Purpose: Most patients with Gaucher disease have progressive and often disabling skeletal manifestations. We examined the long-term effect of eliglustat treatment on bone outcomes in clinical trials in adults with Gaucher disease type 1.
Methods: Data from 4 completed phase 2 and 3 trials were evaluated in treatment-naïve patients or patients switching to eliglustat from enzyme replacement therapy (ERT).
Results: Overall, 319 of 393 (81%) eliglustat-treated patients remained in their trials until completion or commercial eliglustat became available. Mean eliglustat treatment duration ranged from 3.3 to 6.5 years. In treatment-naïve patients and ERT-switch patients, frequency and severity of bone pain decreased during eliglustat treatment. Mean lumbar spine T-scores shifted from abnormal to normal in treatment-naïve patients and remained in the healthy reference range or improved modestly in ERT-switch patients.

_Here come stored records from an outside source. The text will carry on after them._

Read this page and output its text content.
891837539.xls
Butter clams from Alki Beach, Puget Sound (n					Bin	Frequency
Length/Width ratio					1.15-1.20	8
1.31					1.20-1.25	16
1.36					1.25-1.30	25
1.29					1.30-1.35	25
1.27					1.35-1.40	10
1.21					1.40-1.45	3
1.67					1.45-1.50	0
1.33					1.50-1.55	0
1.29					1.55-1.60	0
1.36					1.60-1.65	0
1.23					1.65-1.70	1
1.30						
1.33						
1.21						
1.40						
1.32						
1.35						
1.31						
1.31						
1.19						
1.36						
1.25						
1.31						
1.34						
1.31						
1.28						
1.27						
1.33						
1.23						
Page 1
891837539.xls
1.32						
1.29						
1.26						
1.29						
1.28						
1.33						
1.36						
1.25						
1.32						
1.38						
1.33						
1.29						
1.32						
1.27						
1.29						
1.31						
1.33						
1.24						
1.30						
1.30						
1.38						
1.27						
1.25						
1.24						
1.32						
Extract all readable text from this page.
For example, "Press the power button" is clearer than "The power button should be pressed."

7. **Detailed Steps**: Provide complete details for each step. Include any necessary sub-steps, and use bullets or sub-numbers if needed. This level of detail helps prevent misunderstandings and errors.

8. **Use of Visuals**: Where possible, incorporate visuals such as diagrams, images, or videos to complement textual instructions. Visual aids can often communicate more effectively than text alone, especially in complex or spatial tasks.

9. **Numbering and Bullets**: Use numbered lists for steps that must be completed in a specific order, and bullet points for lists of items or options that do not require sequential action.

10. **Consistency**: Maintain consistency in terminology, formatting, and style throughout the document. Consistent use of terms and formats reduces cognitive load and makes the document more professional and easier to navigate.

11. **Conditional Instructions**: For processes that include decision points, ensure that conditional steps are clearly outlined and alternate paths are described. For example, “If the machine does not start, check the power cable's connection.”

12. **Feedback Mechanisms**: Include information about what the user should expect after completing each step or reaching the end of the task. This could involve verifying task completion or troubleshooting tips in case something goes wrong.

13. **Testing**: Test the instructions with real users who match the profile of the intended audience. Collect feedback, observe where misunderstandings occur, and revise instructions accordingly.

Mean total bone marrow burden score shifted from marked-to-severe to moderate in treatment-naïve patients and remained moderate in ERT-switch patients. MIP-1β (marker of active bone disease) was elevated at baseline and decreased to the healthy reference range in treatment-naïve patients and remained in the healthy reference range among ERT-switch patients.
Conclusion: These findings confirm the long-term efficacy of eliglustat on skeletal complications of Gaucher disease in treatment-naïve and ERT-switch patients.
Keywords: Acid β-glucosidase deficiency; Eliglustat; Gaucher disease type 1; Skeletal manifestations; Substrate reduction therapy.